Wednesday, June 22, 2011

Local teacher takes adoption plea to D.C.

Read the full article HERE

t has been three years since Angie McDonald began trying to adopt the child she calls Jada.

In that time, Jada has grown from an infant to a dark-eyed toddler and McDonald still has not been allowed to bring her home from Vietnam, where she has lived in an orphanage almost since birth.

McDonald is one of 16 parents in the same predicament.

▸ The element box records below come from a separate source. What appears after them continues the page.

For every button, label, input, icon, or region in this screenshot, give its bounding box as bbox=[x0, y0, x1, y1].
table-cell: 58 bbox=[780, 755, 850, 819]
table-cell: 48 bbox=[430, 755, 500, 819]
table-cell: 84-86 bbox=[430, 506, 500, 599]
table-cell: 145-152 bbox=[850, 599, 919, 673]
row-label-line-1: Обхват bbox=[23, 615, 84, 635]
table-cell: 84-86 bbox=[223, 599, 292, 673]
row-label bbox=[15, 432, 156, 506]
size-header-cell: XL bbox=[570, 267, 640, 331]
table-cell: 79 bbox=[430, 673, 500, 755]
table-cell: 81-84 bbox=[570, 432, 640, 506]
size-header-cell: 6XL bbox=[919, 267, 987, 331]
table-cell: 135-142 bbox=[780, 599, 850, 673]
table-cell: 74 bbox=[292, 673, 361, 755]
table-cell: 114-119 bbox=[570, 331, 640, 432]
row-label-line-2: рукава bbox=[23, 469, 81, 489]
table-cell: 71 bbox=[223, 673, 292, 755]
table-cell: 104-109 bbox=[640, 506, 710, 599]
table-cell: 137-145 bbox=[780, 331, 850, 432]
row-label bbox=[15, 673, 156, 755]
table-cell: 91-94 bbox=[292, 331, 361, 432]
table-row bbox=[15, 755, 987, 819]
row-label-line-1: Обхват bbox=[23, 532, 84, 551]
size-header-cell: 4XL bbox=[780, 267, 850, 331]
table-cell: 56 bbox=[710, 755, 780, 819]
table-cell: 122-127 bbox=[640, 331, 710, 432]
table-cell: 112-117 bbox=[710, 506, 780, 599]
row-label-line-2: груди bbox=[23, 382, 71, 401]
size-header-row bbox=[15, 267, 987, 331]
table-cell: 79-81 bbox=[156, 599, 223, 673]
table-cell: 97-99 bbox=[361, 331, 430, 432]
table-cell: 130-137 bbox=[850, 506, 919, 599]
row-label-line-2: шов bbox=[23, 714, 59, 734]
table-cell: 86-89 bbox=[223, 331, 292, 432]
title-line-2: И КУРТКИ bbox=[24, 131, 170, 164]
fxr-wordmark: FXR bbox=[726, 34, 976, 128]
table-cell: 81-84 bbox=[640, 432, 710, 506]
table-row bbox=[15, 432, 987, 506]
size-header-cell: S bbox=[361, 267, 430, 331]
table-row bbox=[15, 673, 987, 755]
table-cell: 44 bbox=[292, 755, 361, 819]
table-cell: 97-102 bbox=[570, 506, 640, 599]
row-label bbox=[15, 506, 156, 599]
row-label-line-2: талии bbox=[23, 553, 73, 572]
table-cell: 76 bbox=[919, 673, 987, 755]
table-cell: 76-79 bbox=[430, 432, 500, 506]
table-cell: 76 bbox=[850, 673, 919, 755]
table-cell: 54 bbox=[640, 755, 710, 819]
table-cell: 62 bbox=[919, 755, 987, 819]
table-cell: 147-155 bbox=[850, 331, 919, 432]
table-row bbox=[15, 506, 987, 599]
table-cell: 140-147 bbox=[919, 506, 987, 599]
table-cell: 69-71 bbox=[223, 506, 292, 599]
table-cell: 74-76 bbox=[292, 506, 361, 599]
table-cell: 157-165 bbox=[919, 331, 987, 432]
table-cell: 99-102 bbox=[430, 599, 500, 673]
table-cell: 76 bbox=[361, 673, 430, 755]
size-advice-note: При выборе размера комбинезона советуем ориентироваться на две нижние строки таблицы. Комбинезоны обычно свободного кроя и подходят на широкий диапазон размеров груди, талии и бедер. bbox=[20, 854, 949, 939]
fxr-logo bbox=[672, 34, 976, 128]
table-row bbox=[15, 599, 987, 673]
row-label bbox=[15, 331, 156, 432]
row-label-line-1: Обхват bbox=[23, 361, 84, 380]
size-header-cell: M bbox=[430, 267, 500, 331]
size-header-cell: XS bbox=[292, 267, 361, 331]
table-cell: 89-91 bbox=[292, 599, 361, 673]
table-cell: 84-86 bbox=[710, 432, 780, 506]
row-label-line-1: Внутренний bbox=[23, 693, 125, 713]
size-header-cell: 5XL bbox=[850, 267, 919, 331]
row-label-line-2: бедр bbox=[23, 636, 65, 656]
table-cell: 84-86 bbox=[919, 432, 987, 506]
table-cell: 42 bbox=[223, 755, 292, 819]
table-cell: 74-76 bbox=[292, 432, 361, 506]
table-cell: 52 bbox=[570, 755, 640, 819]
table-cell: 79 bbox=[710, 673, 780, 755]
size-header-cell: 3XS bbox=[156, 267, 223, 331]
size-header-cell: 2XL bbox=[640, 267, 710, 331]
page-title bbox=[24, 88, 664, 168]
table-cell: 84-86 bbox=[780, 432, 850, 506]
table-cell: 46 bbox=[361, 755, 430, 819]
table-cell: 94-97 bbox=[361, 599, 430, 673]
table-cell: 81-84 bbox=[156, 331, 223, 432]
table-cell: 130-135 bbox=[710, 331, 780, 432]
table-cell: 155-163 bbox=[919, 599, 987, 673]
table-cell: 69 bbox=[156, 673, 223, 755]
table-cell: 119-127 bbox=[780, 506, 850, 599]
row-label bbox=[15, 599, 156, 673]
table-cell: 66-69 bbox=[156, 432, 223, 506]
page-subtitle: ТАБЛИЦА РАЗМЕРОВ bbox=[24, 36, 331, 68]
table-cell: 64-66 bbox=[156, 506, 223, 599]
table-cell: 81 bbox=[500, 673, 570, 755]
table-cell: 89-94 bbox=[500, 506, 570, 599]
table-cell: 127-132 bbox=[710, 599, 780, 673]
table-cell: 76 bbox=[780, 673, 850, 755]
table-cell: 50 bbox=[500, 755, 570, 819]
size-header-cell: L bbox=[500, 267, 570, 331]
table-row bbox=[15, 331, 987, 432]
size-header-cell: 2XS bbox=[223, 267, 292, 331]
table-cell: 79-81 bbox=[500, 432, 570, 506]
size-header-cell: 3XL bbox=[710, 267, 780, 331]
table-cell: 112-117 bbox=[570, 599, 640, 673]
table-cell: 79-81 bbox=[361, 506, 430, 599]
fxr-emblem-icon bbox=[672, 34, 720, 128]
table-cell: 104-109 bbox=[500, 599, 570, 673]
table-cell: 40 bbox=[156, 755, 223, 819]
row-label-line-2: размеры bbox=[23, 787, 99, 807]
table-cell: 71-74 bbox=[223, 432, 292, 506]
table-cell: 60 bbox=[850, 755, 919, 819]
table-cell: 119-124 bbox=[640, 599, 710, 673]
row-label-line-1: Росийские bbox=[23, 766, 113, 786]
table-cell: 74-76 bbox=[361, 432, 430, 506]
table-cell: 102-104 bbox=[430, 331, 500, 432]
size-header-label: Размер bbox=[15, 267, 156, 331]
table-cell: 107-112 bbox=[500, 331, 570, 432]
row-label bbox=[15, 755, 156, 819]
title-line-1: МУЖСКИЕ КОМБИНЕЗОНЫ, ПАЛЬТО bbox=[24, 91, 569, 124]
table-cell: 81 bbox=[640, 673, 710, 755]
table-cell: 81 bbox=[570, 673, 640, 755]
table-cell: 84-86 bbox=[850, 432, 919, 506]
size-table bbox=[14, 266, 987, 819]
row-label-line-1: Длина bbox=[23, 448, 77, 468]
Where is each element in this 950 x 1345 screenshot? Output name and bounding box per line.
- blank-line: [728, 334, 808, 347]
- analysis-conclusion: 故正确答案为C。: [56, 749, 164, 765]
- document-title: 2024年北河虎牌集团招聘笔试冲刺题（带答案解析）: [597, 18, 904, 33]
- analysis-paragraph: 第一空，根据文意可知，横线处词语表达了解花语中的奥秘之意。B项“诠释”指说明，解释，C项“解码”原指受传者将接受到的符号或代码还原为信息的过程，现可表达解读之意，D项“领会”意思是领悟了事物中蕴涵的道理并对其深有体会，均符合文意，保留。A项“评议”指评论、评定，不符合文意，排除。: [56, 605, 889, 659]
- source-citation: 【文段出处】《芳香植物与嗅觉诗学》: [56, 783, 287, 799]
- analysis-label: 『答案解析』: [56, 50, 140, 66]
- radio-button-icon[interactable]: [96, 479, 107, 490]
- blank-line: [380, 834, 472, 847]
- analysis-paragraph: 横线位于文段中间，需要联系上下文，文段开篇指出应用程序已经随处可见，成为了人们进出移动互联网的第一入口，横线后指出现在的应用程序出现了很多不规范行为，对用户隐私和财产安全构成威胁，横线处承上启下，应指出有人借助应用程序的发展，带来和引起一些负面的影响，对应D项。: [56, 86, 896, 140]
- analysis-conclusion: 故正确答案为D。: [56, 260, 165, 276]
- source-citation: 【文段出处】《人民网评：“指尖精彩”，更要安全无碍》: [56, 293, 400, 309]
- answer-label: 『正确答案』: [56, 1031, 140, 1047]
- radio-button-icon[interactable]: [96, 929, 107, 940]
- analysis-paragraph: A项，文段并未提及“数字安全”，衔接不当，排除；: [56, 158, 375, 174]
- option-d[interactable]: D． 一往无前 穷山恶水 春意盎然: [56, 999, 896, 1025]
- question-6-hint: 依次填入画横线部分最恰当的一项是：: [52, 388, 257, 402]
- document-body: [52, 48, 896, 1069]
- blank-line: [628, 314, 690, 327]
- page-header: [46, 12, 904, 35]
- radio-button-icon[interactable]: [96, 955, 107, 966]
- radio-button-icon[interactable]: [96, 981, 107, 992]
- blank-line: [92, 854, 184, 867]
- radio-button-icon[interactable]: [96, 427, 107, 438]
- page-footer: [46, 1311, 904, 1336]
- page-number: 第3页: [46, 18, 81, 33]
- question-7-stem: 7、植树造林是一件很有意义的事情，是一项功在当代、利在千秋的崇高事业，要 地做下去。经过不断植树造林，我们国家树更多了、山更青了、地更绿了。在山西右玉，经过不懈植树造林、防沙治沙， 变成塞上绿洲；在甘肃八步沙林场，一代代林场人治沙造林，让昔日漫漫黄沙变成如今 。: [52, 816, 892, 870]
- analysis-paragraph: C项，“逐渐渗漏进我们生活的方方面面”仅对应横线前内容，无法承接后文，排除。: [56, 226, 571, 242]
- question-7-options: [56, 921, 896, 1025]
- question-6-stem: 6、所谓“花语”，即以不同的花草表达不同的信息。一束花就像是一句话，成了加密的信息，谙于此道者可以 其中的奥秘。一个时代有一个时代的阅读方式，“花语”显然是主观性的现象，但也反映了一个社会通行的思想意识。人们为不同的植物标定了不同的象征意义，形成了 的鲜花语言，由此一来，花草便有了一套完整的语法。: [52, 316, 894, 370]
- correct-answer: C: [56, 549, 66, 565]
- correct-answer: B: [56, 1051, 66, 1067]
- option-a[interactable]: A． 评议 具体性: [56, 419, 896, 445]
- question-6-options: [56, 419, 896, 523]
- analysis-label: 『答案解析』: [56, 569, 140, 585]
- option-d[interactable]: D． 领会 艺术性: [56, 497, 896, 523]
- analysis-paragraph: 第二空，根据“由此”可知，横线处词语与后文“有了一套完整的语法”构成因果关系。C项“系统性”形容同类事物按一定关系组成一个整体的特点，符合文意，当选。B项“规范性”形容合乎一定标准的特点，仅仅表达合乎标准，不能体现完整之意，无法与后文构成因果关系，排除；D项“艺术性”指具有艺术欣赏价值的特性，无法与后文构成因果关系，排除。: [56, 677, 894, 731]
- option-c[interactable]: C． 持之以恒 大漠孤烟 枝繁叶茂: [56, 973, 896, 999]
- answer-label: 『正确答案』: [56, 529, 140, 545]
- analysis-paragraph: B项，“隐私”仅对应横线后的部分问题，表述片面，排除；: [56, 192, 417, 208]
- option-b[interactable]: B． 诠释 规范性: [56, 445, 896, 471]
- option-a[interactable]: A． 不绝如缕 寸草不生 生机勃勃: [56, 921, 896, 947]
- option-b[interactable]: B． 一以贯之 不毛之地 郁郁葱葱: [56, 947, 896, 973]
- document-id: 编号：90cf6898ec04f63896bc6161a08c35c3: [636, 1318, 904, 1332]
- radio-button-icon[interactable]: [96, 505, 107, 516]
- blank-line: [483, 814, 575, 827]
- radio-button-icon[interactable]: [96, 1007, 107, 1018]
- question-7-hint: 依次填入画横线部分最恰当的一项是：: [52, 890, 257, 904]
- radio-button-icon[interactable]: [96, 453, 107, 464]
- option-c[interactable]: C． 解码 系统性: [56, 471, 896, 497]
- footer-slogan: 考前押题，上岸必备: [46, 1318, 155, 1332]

All started adoptions about three years ago, and all are entangled in a spider web of international regulations.

Last week they converged from seven states on Washington to tell their stories to their senators and to U.S. State Department officials in charge of international adoptions.

"One thing they did say to me was, 'Nothing turns the dial like an angry mom.' "

Officially, the news is not promising.

"Intercountry adoption from Vietnam remains suspended," it states on the State Department website. "There is no estimate as to when adoptions will resume."

That's because Vietnam has not yet signed the Hague Convention, an international agreement meant to protect the international adoption process - and the children involved - from fraud, corruption and human trafficking.

Some of those abuses were alleged to have happened in Vietnam around the time McDonald, 43, a psychology professor at Palm Beach Atlantic University, applied to adopt. In an attempt to clean up adoption abuses, the Vietnamese official in charge of adoption froze pending adoptions, including hers.

State Department officials have been attempting to get those adoptions back in the pipeline, but it's been slow. So slow that three of the original adoptive parents, and one child in the orphanage, died.

The earliest possible break could be Oct. 1, when Vietnam is expected to sign the Hague Convention, which imposes standards for adoptions.

Meanwhile, McDonald worries about conditions at the orphanage, where mental patients are housed in a nearby building on the same small campus and where the orphaned children are eating little but rice and watered-down milk.